Wesleyan came out with an aggressive play style but could not maintain consistency. Various unforced errors gave Worcester an early lead. In response, Somera wasted no time in subbing in another rookie, Nicole Hilton ’20. Hilton has a powerful offensive skill set that put the Worcester defense back on their heels. Bennett entered soon after, also proving a versatile offensive player and a strong blocker at net.
After an uneven start in the first set, the young team found its footing on offense. A booming spike by Sarah Swenson ’18 tied the score at 18-18, but Worcester quickly went up another three points.
The Cards responded with a barrage of kills to even out the score at 25 all. With clever offense and a solid defense, Wes managed to pull the set out 27-25.
The Cards carried this momentum into the second set, going up 12-2 against the Lancers. This early part of the set was the first time the team really seemed to connect as a unit.
However, the tide turned once again and Worcester resurged to make the score 23-22 with the Cards leading by one. Somera scrambled for a timeout to stop the opponent’s momentum. Superb defensive dives by Savage allowed Wesleyan to pull out the set, 25-22.
Hilton slammed a massive spike and followed with a service ace to set the tone for the third set. Savage continued her diving spectacles to give her team’s offensive powerhouses, such as Bennett and Swenson, the opportunities for killer spikes that led Wesleyan to an easy 25-13 win in the final set.
This year’s shut-out of Worcester marked an improvement over last year’s performance against the team, when the Cards dropped one set.
On Saturday, Sept. 10, the team played a doubleheader against Western Connecticut State at 11 a.m. and then against Mitchell College at 1:35 p.m.

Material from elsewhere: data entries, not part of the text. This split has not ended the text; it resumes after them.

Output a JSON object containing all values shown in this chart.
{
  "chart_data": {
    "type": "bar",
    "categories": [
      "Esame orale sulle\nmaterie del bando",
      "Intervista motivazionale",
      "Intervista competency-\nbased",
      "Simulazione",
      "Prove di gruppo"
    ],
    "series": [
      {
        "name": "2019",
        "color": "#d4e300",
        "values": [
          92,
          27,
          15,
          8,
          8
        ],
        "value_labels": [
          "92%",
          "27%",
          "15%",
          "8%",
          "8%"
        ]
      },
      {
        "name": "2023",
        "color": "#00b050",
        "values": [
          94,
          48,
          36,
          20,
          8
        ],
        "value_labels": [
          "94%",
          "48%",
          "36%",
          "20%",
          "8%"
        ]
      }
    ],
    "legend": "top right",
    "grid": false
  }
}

Against Western Connecticut State, the Cards continued the volatile play of the first match. The team dropped the first two sets 25-20 and 25-18, but through strong defense it rallied to win the next two sets 25-13 and 26-24, respectively. The team came up just short in the fifth set, however, losing 15-8 to a sturdy Warriors squad. This loss is the team’s second year in a row falling to Western Connecticut in five sets.
Despite the tough loss, players on the Cards were excited by their defensive game.
“We have a really strong defense,” Emma Robin ’19 said. “We have been working really hard on that and I think that we have been doing well with that.”
Savage, a libero and team captain, continued to head Wesleyan’s strong defensive play against Western Connecticut State.
“Rachel [Savage] did a really good job of digging their strong outside attacks on defense,” Hilton said.
This aggressive brand of defense stressed by Robin is key, because it gives Wesleyan’s offensive the opportunity to get kills and gain confidence.
The second match of the day went much better for the team. Wesleyan rolled over Mitchell College in straight sets, 25-8, 25-9, 25-7. The Mariners had no answer for the Cards’ opportunistic offense and staunch defense.
Ultimately, the team had a shaky but positive start to the season this weekend. The Cards’ potential revealed itself in spurts of excellence, such as early in the second set against Worcester University. But they must avoid the cold streaks, which often dropped them in hot water.
Somera’s goal of a well-rounded team appears to be progressing, as the team’s young offensive talent complimented the experienced defense of Savage and others.
Pressure, such as the fifth set against Western Connecticut State, gave the Cards some trouble and appeared to influence the team’s composure. Hopefully, this problem will subside as the younger players ease into their positions. If the Cards are able to keep a functioning dynamic under the pressure of the game, and take advantage of the serious promise of their net players, they could very well emerge as a top-tier program in the NESCAC and Little Three.